1 - np.sum(y)/len(y)

#want to do better than 86%

0.8656233135456017

In [21]:
#fit it
text_model1.fit(X, y) #just one epoch have 94%



<keras.callbacks.History at 0x7fb7cce9df70>

In [22]:
history = text_model1.fit(X, y, epochs = 10)

Epoch 1/10
Epoch 2/10
Epoch 3/10
Epoch 4/10
Epoch 5/10
Epoch 6/10
Epoch 7/10
Epoch 8/10
Epoch 9/10
Epoch 10/10


In [23]:
#what about a validation set?

history = text_model1.fit(X, y, validation_split = 0.2, epochs = 10)

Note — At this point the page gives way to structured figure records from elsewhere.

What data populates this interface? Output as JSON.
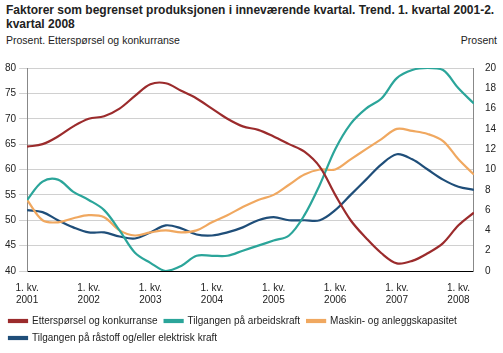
{
  "chart_data": {
    "type": "line",
    "title": "Faktorer som begrenset produksjonen i inneværende kvartal. Trend. 1. kvartal 2001-2. kvartal 2008",
    "y_label": "Prosent. Etterspørsel og konkurranse",
    "y2_label": "Prosent",
    "categories": [
      "1. kv. 2001",
      null,
      null,
      null,
      "1. kv. 2002",
      null,
      null,
      null,
      "1. kv. 2003",
      null,
      null,
      null,
      "1. kv. 2004",
      null,
      null,
      null,
      "1. kv. 2005",
      null,
      null,
      null,
      "1. kv. 2006",
      null,
      null,
      null,
      "1. kv. 2007",
      null,
      null,
      null,
      "1. kv. 2008",
      null
    ],
    "series": [
      {
        "name": "Etterspørsel og konkurranse",
        "color": "#9b2b2c",
        "values": [
          64.5,
          65,
          66.5,
          68.5,
          70,
          70.5,
          72,
          74.5,
          76.8,
          77,
          75.5,
          74,
          72,
          70,
          68.5,
          67.8,
          66.5,
          65,
          63.5,
          60.5,
          55,
          50,
          46.5,
          43.5,
          41.5,
          42,
          43.5,
          45.5,
          49,
          51.5
        ]
      },
      {
        "name": "Tilgangen på arbeidskraft",
        "color": "#2ba59a",
        "axis": "y2",
        "values": [
          7,
          8.8,
          9,
          7.8,
          7,
          6,
          4,
          1.8,
          0.8,
          0,
          0.5,
          1.5,
          1.5,
          1.5,
          2,
          2.5,
          3,
          3.5,
          5.5,
          8.5,
          12,
          14.5,
          16,
          17,
          19,
          19.8,
          20,
          19.8,
          18,
          16.5
        ]
      },
      {
        "name": "Maskin- og anleggskapasitet",
        "color": "#f0a860",
        "axis": "y2",
        "values": [
          7,
          5,
          4.8,
          5.2,
          5.5,
          5.3,
          4,
          3.5,
          3.8,
          4,
          3.8,
          4,
          4.8,
          5.5,
          6.3,
          7,
          7.5,
          8.5,
          9.5,
          10,
          10,
          11,
          12,
          13,
          14,
          13.8,
          13.5,
          12.8,
          11,
          9.5
        ]
      },
      {
        "name": "Tilgangen på råstoff og/eller elektrisk kraft",
        "color": "#1f4e79",
        "axis": "y2",
        "values": [
          6,
          5.8,
          5,
          4.3,
          3.8,
          3.8,
          3.4,
          3.2,
          3.8,
          4.5,
          4.2,
          3.6,
          3.5,
          3.8,
          4.3,
          5,
          5.3,
          5,
          5,
          5,
          6,
          7.5,
          9,
          10.5,
          11.5,
          11,
          10,
          9,
          8.3,
          8
        ]
      }
    ],
    "ylim": [
      40,
      80
    ],
    "yticks": [
      40,
      45,
      50,
      55,
      60,
      65,
      70,
      75,
      80
    ],
    "y2lim": [
      0,
      20
    ],
    "y2ticks": [
      0,
      2,
      4,
      6,
      8,
      10,
      12,
      14,
      16,
      18,
      20
    ],
    "grid": true,
    "legend": "bottom"
  }
}
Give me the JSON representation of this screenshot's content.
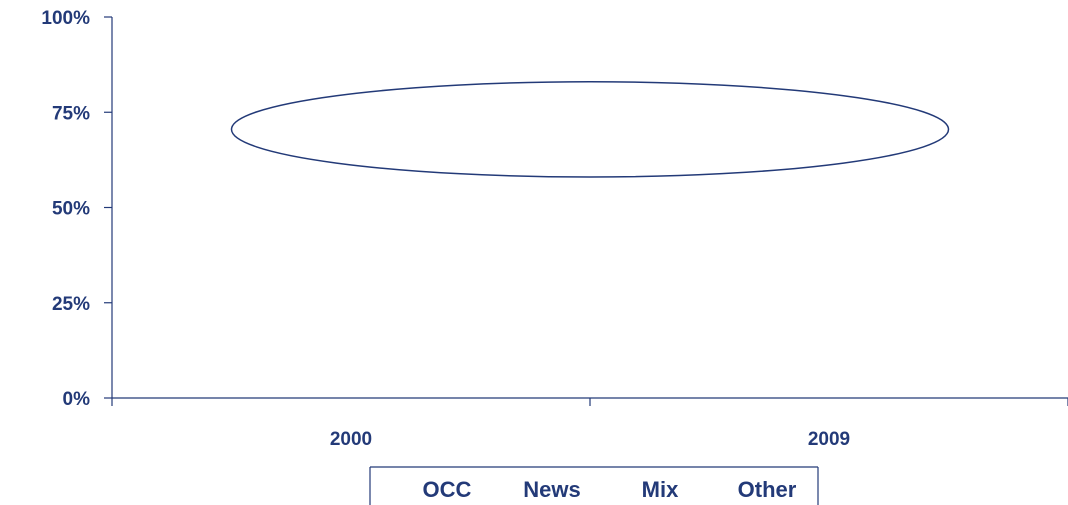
{
  "chart_data": {
    "type": "bar",
    "categories": [
      "2000",
      "2009"
    ],
    "y_tick_labels": [
      "0%",
      "25%",
      "50%",
      "75%",
      "100%"
    ],
    "y_ticks": [
      0,
      25,
      50,
      75,
      100
    ],
    "ylim": [
      0,
      100
    ],
    "legend": {
      "placement": "bottom",
      "entries": [
        "OCC",
        "News",
        "Mix",
        "Other"
      ]
    },
    "annotation": {
      "shape": "ellipse",
      "x_range": [
        -0.25,
        1.25
      ],
      "y_range": [
        58,
        83
      ]
    },
    "grid": false,
    "colors": {
      "axis": "#233a78",
      "text": "#233a78"
    }
  }
}
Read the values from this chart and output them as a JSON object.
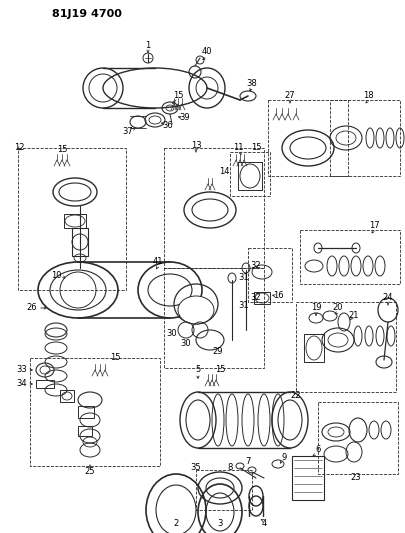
{
  "title": "81J19 4700",
  "bg_color": "#ffffff",
  "line_color": "#2a2a2a",
  "fig_width": 4.06,
  "fig_height": 5.33,
  "dpi": 100
}
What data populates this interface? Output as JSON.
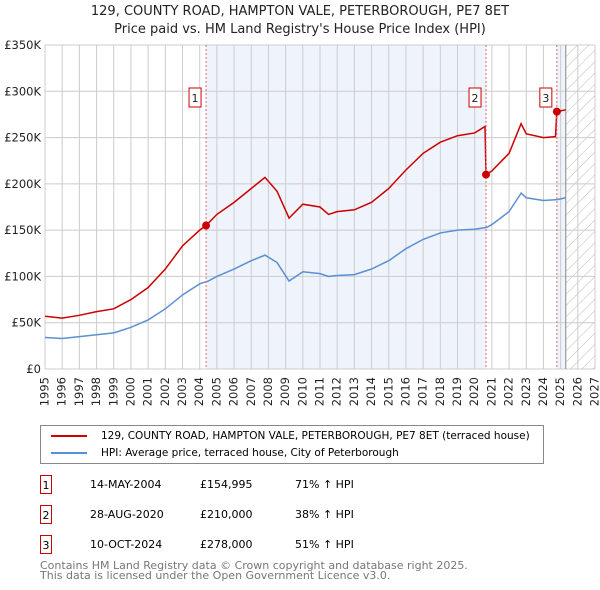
{
  "chart_data": {
    "type": "line",
    "title": "129, COUNTY ROAD, HAMPTON VALE, PETERBOROUGH, PE7 8ET",
    "subtitle": "Price paid vs. HM Land Registry's House Price Index (HPI)",
    "xlim": [
      1995,
      2027
    ],
    "ylim": [
      0,
      350000
    ],
    "yticks": [
      0,
      50000,
      100000,
      150000,
      200000,
      250000,
      300000,
      350000
    ],
    "ytick_labels": [
      "£0",
      "£50K",
      "£100K",
      "£150K",
      "£200K",
      "£250K",
      "£300K",
      "£350K"
    ],
    "xticks": [
      "1995",
      "1996",
      "1997",
      "1998",
      "1999",
      "2000",
      "2001",
      "2002",
      "2003",
      "2004",
      "2005",
      "2006",
      "2007",
      "2008",
      "2009",
      "2010",
      "2011",
      "2012",
      "2013",
      "2014",
      "2015",
      "2016",
      "2017",
      "2018",
      "2019",
      "2020",
      "2021",
      "2022",
      "2023",
      "2024",
      "2025",
      "2026",
      "2027"
    ],
    "series": [
      {
        "name": "129, COUNTY ROAD, HAMPTON VALE, PETERBOROUGH, PE7 8ET (terraced house)",
        "color": "#cc0000",
        "x": [
          1995,
          1996,
          1997,
          1998,
          1999,
          2000,
          2001,
          2002,
          2003,
          2004,
          2004.37,
          2005,
          2006,
          2007,
          2007.8,
          2008.5,
          2009.2,
          2010,
          2011,
          2011.5,
          2012,
          2013,
          2014,
          2015,
          2016,
          2017,
          2018,
          2019,
          2020,
          2020.6,
          2020.66,
          2021,
          2022,
          2022.7,
          2023,
          2024,
          2024.7,
          2024.78,
          2025.3
        ],
        "y": [
          57000,
          55000,
          58000,
          62000,
          65000,
          75000,
          88000,
          108000,
          133000,
          150000,
          154995,
          167000,
          180000,
          195000,
          207000,
          192000,
          163000,
          178000,
          175000,
          167000,
          170000,
          172000,
          180000,
          195000,
          215000,
          233000,
          245000,
          252000,
          255000,
          262000,
          210000,
          214000,
          233000,
          265000,
          254000,
          250000,
          251000,
          278000,
          280000
        ]
      },
      {
        "name": "HPI: Average price, terraced house, City of Peterborough",
        "color": "#5b8fd4",
        "x": [
          1995,
          1996,
          1997,
          1998,
          1999,
          2000,
          2001,
          2002,
          2003,
          2004,
          2004.5,
          2005,
          2006,
          2007,
          2007.8,
          2008.5,
          2009.2,
          2010,
          2011,
          2011.5,
          2012,
          2013,
          2014,
          2015,
          2016,
          2017,
          2018,
          2019,
          2020,
          2020.7,
          2021,
          2022,
          2022.7,
          2023,
          2024,
          2024.8,
          2025.3
        ],
        "y": [
          34000,
          33000,
          35000,
          37000,
          39000,
          45000,
          53000,
          65000,
          80000,
          92000,
          95000,
          100000,
          108000,
          117000,
          123000,
          115000,
          95000,
          105000,
          103000,
          100000,
          101000,
          102000,
          108000,
          117000,
          130000,
          140000,
          147000,
          150000,
          151000,
          153000,
          156000,
          170000,
          190000,
          185000,
          182000,
          183000,
          185000
        ]
      }
    ],
    "sales": [
      {
        "label": "1",
        "x": 2004.37,
        "y": 154995,
        "date": "14-MAY-2004",
        "price": "£154,995",
        "hpi": "71% ↑ HPI"
      },
      {
        "label": "2",
        "x": 2020.66,
        "y": 210000,
        "date": "28-AUG-2020",
        "price": "£210,000",
        "hpi": "38% ↑ HPI"
      },
      {
        "label": "3",
        "x": 2024.78,
        "y": 278000,
        "date": "10-OCT-2024",
        "price": "£278,000",
        "hpi": "51% ↑ HPI"
      }
    ],
    "future_from": 2025.3
  },
  "legend": {
    "red": "129, COUNTY ROAD, HAMPTON VALE, PETERBOROUGH, PE7 8ET (terraced house)",
    "blue": "HPI: Average price, terraced house, City of Peterborough"
  },
  "footer": {
    "line1": "Contains HM Land Registry data © Crown copyright and database right 2025.",
    "line2": "This data is licensed under the Open Government Licence v3.0."
  }
}
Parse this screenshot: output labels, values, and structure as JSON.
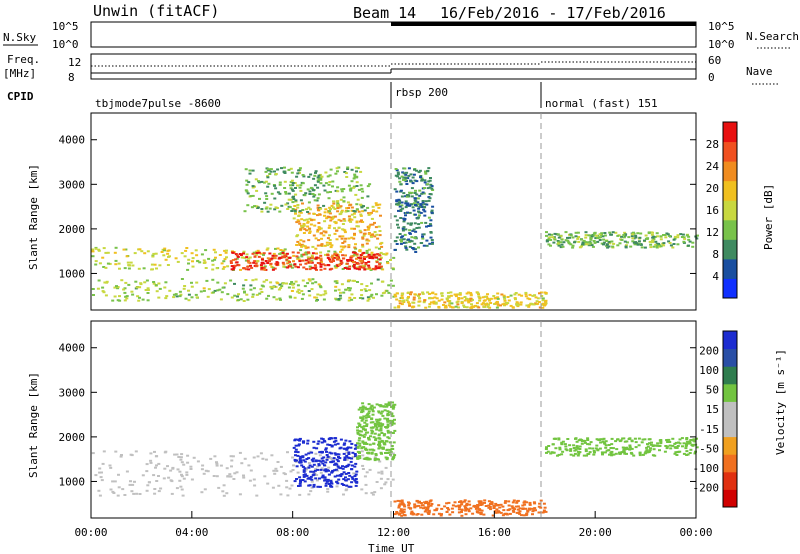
{
  "header": {
    "site": "Unwin (fitACF)",
    "beam": "Beam 14",
    "dates": "16/Feb/2016 - 17/Feb/2016"
  },
  "top_panels": {
    "nsky_label": "N.Sky",
    "nsky_ticks": [
      "10^5",
      "10^0"
    ],
    "nsearch_ticks": [
      "10^5",
      "10^0"
    ],
    "nsearch_label": "N.Search",
    "freq_label": "Freq.",
    "freq_unit": "[MHz]",
    "freq_ticks": [
      "12",
      "8"
    ],
    "nave_ticks": [
      "60",
      "0"
    ],
    "nave_label": "Nave",
    "cpid_label": "CPID",
    "cpid_modes": [
      {
        "name": "tbjmode7pulse -8600",
        "start_hour": 0
      },
      {
        "name": "rbsp 200",
        "start_hour": 12
      },
      {
        "name": "normal (fast) 151",
        "start_hour": 18
      }
    ]
  },
  "colors": {
    "power_scale": [
      "#1030ff",
      "#1a4fa0",
      "#3f8a60",
      "#78c24a",
      "#c8d840",
      "#f0c020",
      "#f08c20",
      "#f05020",
      "#e81010"
    ],
    "velocity_scale": [
      "#1c2cd0",
      "#2a4fa6",
      "#2f7d4e",
      "#72c440",
      "#c0c0c0",
      "#c0c0c0",
      "#f0a020",
      "#f07020",
      "#e03010",
      "#d00000"
    ]
  },
  "chart_data": [
    {
      "type": "heatmap",
      "panel": "power",
      "ylabel": "Slant Range [km]",
      "xlim": [
        0,
        24
      ],
      "ylim": [
        180,
        4600
      ],
      "y_ticks": [
        1000,
        2000,
        3000,
        4000
      ],
      "colorbar": {
        "label": "Power [dB]",
        "ticks": [
          4,
          8,
          12,
          16,
          20,
          24,
          28
        ],
        "range": [
          0,
          32
        ]
      },
      "bands": [
        {
          "x0": 0,
          "x1": 12,
          "y0": 1100,
          "y1": 1600,
          "value": 16
        },
        {
          "x0": 5.5,
          "x1": 11.5,
          "y0": 1100,
          "y1": 1500,
          "value": 28
        },
        {
          "x0": 0,
          "x1": 12,
          "y0": 400,
          "y1": 900,
          "value": 14
        },
        {
          "x0": 8,
          "x1": 11.5,
          "y0": 1600,
          "y1": 2600,
          "value": 20
        },
        {
          "x0": 6,
          "x1": 11,
          "y0": 2400,
          "y1": 3400,
          "value": 12
        },
        {
          "x0": 12,
          "x1": 18,
          "y0": 250,
          "y1": 600,
          "value": 18
        },
        {
          "x0": 12,
          "x1": 13.5,
          "y0": 1500,
          "y1": 3400,
          "value": 8
        },
        {
          "x0": 18,
          "x1": 24,
          "y0": 1600,
          "y1": 1950,
          "value": 12
        }
      ]
    },
    {
      "type": "heatmap",
      "panel": "velocity",
      "ylabel": "Slant Range [km]",
      "xlabel": "Time UT",
      "xlim": [
        0,
        24
      ],
      "ylim": [
        180,
        4600
      ],
      "y_ticks": [
        1000,
        2000,
        3000,
        4000
      ],
      "x_ticks": [
        "00:00",
        "04:00",
        "08:00",
        "12:00",
        "16:00",
        "20:00",
        "00:00"
      ],
      "colorbar": {
        "label": "Velocity [m s⁻¹]",
        "ticks": [
          -200,
          -100,
          -50,
          -15,
          15,
          50,
          100,
          200
        ]
      },
      "bands": [
        {
          "x0": 0,
          "x1": 12,
          "y0": 700,
          "y1": 1700,
          "value": 0
        },
        {
          "x0": 8,
          "x1": 10.5,
          "y0": 900,
          "y1": 2000,
          "value": 200
        },
        {
          "x0": 12,
          "x1": 18,
          "y0": 250,
          "y1": 600,
          "value": -100
        },
        {
          "x0": 18,
          "x1": 24,
          "y0": 1600,
          "y1": 2000,
          "value": 50
        },
        {
          "x0": 10.5,
          "x1": 12,
          "y0": 1500,
          "y1": 2800,
          "value": 60
        }
      ]
    }
  ]
}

#goes into the data and splits it randomly for a train and test split - reminder this is adding onto the last group of epochs

Epoch 1/10
Epoch 2/10
Epoch 3/10
Epoch 4/10
Epoch 5/10
Epoch 6/10
Epoch 7/10
Epoch 8/10
Epoch 9/10
Epoch 10/10


### Convolutional Networks in 1D
--------

In [24]:
from keras.layers import Conv1D, MaxPooling1D

In [25]:
tokenizer.num_words

500

In [27]:
conv_test = Sequential()
#better representation of text -- word embedding
conv_test.add(Embedding(input_dim = tokenizer.num_words, output_dim = 64 ))
#convolution piece
conv_test.add(Conv1D(filters = 16, kernel_size = 10))
conv_test.add(MaxPooling1D(4))
#conventional network
conv_test.add(Dense(20, activation = 'relu'))
conv_test.add(Dense(1, activation = 'sigmoid'))
#compilation
conv_test.compile(loss = 'bce', metrics = ['acc'])

In [28]:
history = conv_test.fit(X, y)

ValueError: in user code:

    File "/opt/anaconda3/lib/python3.9/site-packages/keras/engine/training.py", line 1021, in train_function  *
        return step_function(self, iterator)
    File "/opt/anaconda3/lib/python3.9/site-packages/keras/engine/training.py", line 1010, in step_function  **
        outputs = model.distribute_strategy.run(run_step, args=(data,))
    File "/opt/anaconda3/lib/python3.9/site-packages/keras/engine/training.py", line 1000, in run_step  **
        outputs = model.train_step(data)
    File "/opt/anaconda3/lib/python3.9/site-packages/keras/engine/training.py", line 860, in train_step
        loss = self.compute_loss(x, y, y_pred, sample_weight)
    File "/opt/anaconda3/lib/python3.9/site-packages/keras/engine/training.py", line 918, in compute_loss
        return self.compiled_loss(
    File "/opt/anaconda3/lib/python3.9/site-packages/keras/engine/compile_utils.py", line 201, in __call__
        loss_value = loss_obj(y_t, y_p, sample_weight=sw)
    File "/opt/anaconda3/lib/python3.9/site-packages/keras/losses.py", line 141, in __call__
        losses = call_fn(y_true, y_pred)
    File "/opt/anaconda3/lib/python3.9/site-packages/keras/losses.py", line 245, in call  **
        return ag_fn(y_true, y_pred, **self._fn_kwargs)
    File "/opt/anaconda3/lib/python3.9/site-packages/keras/losses.py", line 1932, in binary_crossentropy
        backend.binary_crossentropy(y_true, y_pred, from_logits=from_logits),
    File "/opt/anaconda3/lib/python3.9/site-packages/keras/backend.py", line 5247, in binary_crossentropy
        return tf.nn.sigmoid_cross_entropy_with_logits(labels=target, logits=output)

    ValueError: `logits` and `labels` must have the same shape, received ((None, 22, 1) vs (None,)).


### Exercise

Build a model on the tweets data from `tweets.csv`.